More than just being of utmost importance, the student is pivotal in determining the objectives and structure of your teaching. It’s vital to take their needs into account at the most fundamental level, and adapt your approach to their abilities, aspirations and learning preferences.
So as well as tailoring the scope and structure of your teaching to their needs, adapt the content as well. Whether you’re teaching them to read sheet music solely or to read and play an instrument, give them the scope to choose their repertoire. When giving examples or assigning practice works, call on music that excites them, or suggest new discoveries that might suit their tastes.
Try to utilise material that you love, too. It’s easier to get enthusiastic about, and not only is enthusiasm contagious, but it also facilitates connection and communication. Identify where your tastes overlap and seize on that, so that passion and information can be more easily transferred.

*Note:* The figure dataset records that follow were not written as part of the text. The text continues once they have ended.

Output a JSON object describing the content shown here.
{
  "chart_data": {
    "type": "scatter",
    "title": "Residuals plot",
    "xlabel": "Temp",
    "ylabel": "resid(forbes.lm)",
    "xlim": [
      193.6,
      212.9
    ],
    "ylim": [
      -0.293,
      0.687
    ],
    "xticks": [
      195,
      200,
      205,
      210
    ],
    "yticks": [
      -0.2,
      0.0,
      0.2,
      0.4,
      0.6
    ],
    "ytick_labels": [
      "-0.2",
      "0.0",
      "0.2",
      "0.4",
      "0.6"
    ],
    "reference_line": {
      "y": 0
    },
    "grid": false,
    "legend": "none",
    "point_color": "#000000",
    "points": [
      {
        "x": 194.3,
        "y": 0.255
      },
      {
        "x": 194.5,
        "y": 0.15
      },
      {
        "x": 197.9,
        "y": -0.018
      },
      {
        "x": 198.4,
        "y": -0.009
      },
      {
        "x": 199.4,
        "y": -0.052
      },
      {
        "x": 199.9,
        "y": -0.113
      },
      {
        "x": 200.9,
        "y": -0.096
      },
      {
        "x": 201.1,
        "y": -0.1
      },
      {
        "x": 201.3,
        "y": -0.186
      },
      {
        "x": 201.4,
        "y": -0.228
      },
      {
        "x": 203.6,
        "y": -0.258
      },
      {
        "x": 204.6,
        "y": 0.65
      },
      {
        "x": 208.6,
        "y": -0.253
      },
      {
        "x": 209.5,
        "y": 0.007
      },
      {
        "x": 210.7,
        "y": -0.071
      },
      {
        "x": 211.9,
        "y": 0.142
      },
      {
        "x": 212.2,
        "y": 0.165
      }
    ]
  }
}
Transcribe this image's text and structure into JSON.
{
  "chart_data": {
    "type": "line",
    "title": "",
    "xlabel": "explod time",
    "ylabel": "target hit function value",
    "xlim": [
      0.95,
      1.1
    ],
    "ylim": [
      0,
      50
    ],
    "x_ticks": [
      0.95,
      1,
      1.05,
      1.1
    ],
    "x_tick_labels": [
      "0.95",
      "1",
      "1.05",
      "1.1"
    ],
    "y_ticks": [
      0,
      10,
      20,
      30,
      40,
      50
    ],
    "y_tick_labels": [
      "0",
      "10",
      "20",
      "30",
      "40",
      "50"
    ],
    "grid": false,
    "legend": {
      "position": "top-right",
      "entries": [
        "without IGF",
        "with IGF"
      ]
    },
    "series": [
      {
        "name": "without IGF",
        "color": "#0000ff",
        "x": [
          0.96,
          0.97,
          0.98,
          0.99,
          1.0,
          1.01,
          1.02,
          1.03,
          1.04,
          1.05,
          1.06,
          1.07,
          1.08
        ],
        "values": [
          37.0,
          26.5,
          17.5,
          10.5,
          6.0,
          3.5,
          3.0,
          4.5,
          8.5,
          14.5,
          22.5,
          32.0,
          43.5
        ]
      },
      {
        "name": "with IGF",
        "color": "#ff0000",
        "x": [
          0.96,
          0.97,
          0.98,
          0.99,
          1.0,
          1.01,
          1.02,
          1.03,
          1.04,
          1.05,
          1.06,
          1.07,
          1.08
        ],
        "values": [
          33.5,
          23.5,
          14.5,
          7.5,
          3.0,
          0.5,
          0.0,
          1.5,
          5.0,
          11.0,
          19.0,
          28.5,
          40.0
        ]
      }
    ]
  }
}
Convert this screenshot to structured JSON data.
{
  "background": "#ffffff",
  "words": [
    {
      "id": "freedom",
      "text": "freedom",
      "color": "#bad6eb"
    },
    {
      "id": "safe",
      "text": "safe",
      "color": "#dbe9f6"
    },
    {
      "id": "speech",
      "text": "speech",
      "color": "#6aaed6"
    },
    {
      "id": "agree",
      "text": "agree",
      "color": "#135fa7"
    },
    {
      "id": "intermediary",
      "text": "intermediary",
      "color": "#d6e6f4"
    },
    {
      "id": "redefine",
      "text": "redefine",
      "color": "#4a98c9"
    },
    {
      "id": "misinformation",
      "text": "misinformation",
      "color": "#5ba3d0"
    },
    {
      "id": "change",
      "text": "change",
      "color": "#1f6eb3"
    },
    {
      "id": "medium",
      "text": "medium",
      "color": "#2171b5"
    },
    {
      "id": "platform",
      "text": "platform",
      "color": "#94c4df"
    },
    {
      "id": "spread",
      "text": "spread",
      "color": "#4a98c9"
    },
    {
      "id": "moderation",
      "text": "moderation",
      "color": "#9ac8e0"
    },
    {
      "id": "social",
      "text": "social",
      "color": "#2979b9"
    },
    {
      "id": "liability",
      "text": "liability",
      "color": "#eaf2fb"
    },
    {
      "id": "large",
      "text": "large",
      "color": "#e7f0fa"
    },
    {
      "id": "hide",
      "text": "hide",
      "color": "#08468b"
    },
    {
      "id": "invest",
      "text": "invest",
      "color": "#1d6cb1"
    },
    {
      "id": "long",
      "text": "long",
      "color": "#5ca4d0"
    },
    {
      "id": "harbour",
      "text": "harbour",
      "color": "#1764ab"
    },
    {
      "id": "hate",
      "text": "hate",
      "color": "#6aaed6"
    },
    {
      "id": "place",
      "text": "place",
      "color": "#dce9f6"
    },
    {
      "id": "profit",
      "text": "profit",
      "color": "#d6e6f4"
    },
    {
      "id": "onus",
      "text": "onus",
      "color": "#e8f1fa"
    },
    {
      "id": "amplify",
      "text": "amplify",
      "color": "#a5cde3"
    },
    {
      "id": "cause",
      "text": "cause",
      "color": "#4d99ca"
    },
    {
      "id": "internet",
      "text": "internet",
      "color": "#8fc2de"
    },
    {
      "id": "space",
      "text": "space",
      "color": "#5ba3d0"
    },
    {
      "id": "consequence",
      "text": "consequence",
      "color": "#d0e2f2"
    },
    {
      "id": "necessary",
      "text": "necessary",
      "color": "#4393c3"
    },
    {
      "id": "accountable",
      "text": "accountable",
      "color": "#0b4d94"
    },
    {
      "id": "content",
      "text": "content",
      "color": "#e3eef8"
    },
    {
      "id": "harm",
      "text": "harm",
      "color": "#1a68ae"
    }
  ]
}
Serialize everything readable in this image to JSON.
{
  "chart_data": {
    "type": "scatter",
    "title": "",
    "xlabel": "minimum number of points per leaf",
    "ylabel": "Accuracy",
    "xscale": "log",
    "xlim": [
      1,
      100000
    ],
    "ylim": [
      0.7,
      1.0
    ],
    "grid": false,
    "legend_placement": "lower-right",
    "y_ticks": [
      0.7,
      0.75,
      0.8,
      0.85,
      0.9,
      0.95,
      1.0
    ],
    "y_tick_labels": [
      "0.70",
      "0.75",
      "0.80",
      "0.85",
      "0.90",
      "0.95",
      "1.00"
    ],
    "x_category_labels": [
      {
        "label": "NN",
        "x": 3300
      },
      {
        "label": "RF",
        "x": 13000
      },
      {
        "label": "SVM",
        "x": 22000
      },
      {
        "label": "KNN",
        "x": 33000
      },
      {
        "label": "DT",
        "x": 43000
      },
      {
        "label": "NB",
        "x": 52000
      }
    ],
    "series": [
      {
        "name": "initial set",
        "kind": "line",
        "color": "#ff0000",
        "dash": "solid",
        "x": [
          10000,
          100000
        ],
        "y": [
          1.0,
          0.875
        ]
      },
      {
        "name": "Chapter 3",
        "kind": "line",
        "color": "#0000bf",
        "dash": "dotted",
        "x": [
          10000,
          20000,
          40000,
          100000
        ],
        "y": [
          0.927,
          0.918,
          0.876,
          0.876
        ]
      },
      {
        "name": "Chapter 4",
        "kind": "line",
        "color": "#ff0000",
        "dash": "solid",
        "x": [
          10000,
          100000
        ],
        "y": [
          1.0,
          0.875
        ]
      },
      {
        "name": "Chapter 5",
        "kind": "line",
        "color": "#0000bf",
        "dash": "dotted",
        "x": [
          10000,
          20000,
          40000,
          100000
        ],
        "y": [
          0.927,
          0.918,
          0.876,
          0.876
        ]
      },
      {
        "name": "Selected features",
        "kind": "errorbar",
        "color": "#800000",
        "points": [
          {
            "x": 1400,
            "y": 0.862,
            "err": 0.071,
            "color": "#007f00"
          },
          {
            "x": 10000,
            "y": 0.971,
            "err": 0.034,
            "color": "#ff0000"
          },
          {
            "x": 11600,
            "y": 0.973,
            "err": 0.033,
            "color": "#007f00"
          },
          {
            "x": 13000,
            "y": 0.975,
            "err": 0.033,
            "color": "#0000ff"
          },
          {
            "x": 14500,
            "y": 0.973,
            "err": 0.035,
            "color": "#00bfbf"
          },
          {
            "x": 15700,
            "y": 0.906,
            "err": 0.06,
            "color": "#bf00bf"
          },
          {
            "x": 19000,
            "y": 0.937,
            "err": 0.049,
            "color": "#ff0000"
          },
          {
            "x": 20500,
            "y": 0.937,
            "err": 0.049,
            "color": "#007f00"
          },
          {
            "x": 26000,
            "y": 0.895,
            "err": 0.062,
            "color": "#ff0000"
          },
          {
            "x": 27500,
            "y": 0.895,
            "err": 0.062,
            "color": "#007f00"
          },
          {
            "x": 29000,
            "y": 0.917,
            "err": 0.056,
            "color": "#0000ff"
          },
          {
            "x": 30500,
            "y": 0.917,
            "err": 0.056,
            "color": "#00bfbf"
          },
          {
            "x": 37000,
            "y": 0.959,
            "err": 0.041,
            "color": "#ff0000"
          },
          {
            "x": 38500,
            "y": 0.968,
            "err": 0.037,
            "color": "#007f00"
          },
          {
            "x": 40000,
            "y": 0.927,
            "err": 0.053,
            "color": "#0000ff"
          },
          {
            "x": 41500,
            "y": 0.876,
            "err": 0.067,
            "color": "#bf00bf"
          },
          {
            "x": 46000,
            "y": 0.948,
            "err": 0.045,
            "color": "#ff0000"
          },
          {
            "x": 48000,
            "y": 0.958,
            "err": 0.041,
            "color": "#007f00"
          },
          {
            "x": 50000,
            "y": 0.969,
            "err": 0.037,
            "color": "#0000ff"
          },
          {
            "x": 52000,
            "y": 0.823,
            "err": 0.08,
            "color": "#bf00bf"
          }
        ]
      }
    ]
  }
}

An important notion in this context is that of ‘environment’. Generating the right kind of learning environment is arguably no less critical than introducing theoretical concepts in the right order, or determining the right study repertoire.
Prominent alternative approaches to music education, such as the Suzuki and Kodály methods (we revisit these below), revolve around this idea. The former strives to foster a linguistic understanding of music in children through aural learning, collective exercises and performance, and the avoidance of traditional aptitude tests - all in a community setting saturated with musical activities and events.
The latter, a slightly more methodical school, also emphasises learning by ear before the introduction of notation. It advocates an alternative rhythm-counting system as well as an approach to teaching pitch based on solfège, which we’ll come back to later on. A tenet of Kodály’s philosophy is that the scope of teaching should be entirely configured according to the abilities of the student.
Both methods rely on the establishment of a learning environment integrated around music that ultimately prioritises the experience, progress and requirements of the learner. Of course the potential for personalisation is restricted when multiple students are being taught, but both these methods still involve group teaching in conventional practice.
You’d be surprised how far covering a teaching space in musical paraphernalia can go (pictures and bios of composers, glossaries, timelines, sheet-music diagrams) when it comes to engendering this sense of environment, and facilitating progress and growth.